榴ヶ岡天満宮の社(牛久市森田武さん提供)
木の下:歌枕。伊達正宗補修の薬師堂が有名。「みさぶらひ御笠と申せ宮城野の木の下露は雨にまされり」(類字名所和歌集より)。なお、「みさぶらひみかさ」とは、「御侍御笠」のことで、「ご家来衆よ、ご主人さまに『御笠』を勧めよ」、の意。そうしないと木の下の露は雨より濡れるのだから、と言うのである。
薬師堂(牛久市森田武さん撮影)
且、紺の染緒つけたる草鞋二足餞す:<かつ、こんのそめおつけたるわらじにそくはなむけす>と読む。紺色の彩色を施した麻の緒。紺色はマムシを追い払うのに効果があると信じられていた。
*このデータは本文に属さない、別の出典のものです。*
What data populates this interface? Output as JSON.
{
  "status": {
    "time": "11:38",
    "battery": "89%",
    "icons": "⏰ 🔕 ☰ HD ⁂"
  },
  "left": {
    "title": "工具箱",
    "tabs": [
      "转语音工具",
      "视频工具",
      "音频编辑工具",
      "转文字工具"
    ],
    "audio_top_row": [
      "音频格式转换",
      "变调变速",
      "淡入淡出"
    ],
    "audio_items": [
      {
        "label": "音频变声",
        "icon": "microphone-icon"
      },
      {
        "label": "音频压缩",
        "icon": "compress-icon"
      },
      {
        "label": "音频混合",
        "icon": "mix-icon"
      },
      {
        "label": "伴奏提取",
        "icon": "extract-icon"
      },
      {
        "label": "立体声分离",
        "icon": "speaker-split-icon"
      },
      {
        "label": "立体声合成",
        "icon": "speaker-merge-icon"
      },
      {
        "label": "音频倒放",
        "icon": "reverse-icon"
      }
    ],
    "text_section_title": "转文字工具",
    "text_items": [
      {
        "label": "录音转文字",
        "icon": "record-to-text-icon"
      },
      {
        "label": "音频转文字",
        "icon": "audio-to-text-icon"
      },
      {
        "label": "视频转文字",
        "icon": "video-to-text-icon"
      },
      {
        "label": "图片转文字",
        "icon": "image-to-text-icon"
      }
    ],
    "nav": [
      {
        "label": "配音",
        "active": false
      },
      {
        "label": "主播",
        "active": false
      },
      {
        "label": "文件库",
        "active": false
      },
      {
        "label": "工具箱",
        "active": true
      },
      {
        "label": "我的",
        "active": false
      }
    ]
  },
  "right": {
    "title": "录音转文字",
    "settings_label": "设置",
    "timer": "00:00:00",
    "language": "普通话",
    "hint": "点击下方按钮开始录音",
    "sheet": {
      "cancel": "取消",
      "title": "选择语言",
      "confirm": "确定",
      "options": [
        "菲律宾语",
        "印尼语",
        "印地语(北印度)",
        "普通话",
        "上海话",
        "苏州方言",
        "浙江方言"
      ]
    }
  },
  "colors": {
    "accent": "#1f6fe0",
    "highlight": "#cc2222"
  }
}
爰に至りて其実を顕す:<ここにいたりてそのじつをあらわす>と読む。あやめの紺につながる「紺の染尾」の草鞋を餞に贈るという風流こそこの人の真骨頂だ、の意。
全文翻訳
名取川を渡って仙台に入った。五月四日。今日はちょうど、あやめを葺く日だ。旅宿を見つけて四、五日逗留することにする。ここ仙台には、加右衛門という画工がいた。風雅の道を解する人なので親しくなった。彼は、年来、場所の確定が困難になってしまった歌枕を調査してきたというので、ある日それらを案内してくれた。
今は夏だが、萩の名所宮城野には萩が群生していて、秋の風情が偲ばれる。俊成の歌、「取つなげ玉田よこのゝはなれ駒つゝじが岡にあせみ花さく」の古歌に沿って玉田・横野から榴ヶ岡に行ったが、まさに馬酔木の花咲く季節であった。昼でも陽の入らないほど繁茂した松林に入ったが、ここを木の下というとか。昔から露深く、古歌にも「みさぶらひみかさと申せみゆきのゝ木の下露は雨にまされり」と詠まれてきたところだ。薬師堂、榴ヶ岡天満宮などを参詣して、一日は終わった。
画工加右衛門は松島や塩竈の名所旧跡を絵に描いてプレゼントしてくれた。しかも、紺の鼻緒をつけた草鞋を二足、旅の餞にといって贈ってくれた。さすがに、風流の達人、こうしてその本領を発揮したのである。